Sendo um grande conhecedor da lei mosaica, dos rudimentos da tradição
rabínica e de todo o corpo de doutrinas do judaísmo oficial, Paulo constrói uma
sistematização, a partir da relativização daquilo que conhecia na religião
judaica para fundar o que conhecemos hoje como fé cristã. O apóstolo
universaliza a pessoa de Jesus, criando sentenças dogmáticas; uma teologia
assentada em termos ricos em significação – justificação, redenção, graça,
predestinação, novo Adão, velho Adão. O Jesus histórico é substituído pelo
Jesus cósmico, que cumpriu a lei. O ritual mosaico, na compreensão de Paulo,
deixou de ser necessário. O fim da lei é Cristo.
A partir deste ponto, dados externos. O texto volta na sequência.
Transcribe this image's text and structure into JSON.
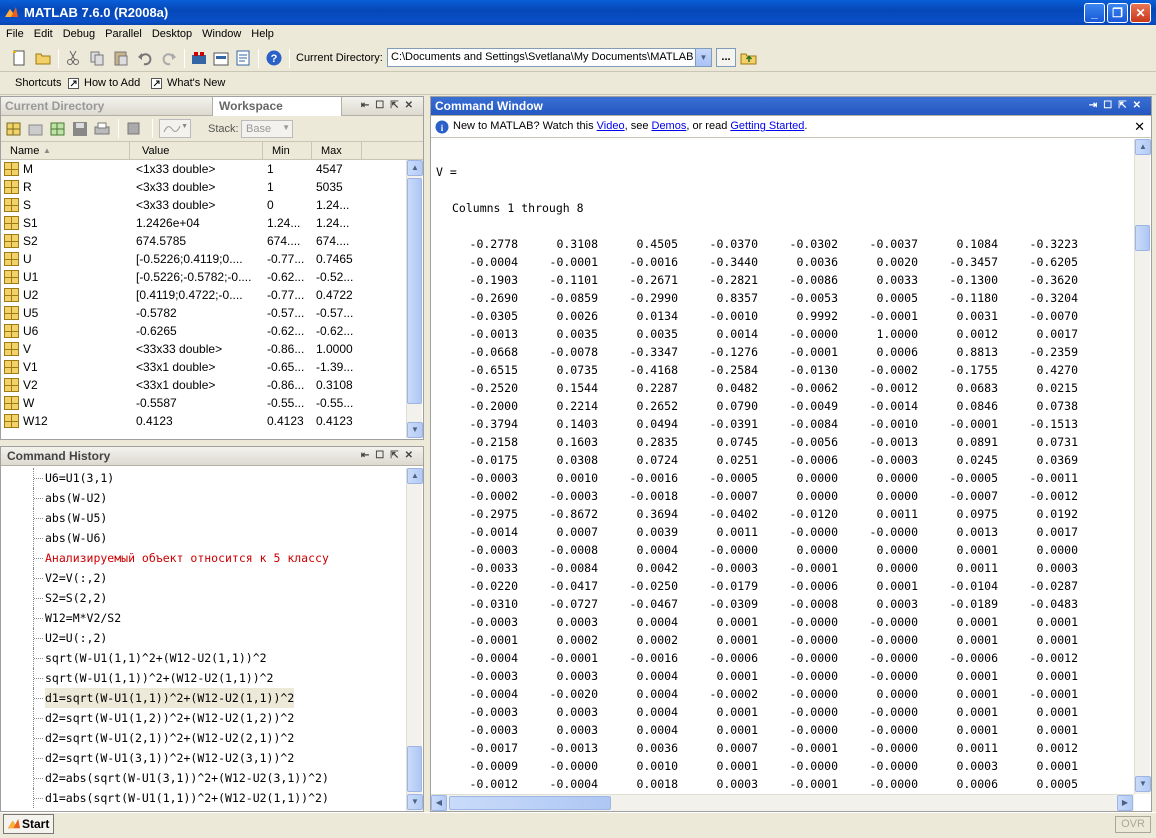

A teologia fundada pelo
heterodoxo apóstolo dos gentios possui uma forte demanda jurídica.
O universalismo de Paulo estava de acordo com a compreensão do helenismo.
Uma fé circunscrita a um povo pequeno, afastado, como dizia Cícero – “o povo do
canto” – não teria impacto. Paulo é o fundador cristianismo. Seu ímpeto, sua
energia; sua defesa intransigente de certos pressupostos torna o chamado
“apóstolo dos gentios” em um dos maiores patrocinadores de ideia da história da
humanidade.
Sem Paulo, a fé cristã teria sucumbido. Seria apenas mais uma seita
judaica sem futuro. Jesus teria o seu destino alijado ao de Simão, filho de
Kochba; ou Teudas; Judas, o Galileu; ou ainda de Simão de Giora, que foram
caudilhos zelosos, capazes de realizar prodígios, mas que acabaram mortos pelos
romanos. Como se pode observar, baseado no livro de Reza Aslam, o sucesso de
uma ideia depende da narrativa e do
patrocínio que ela recebe. No que tange a isso, o humilde carpinteiro, camponês
como os nazarenos, tornou-se uma potência espiritual capaz de julgar a história
e salvar os homens.
Um comentário:
Ei irmão, o que seria os 12 apostolos?
O que seria Adão e Eva?
A fruta ou o fruto proibido, o que seria?
Por que o peixe é dado como sagrado?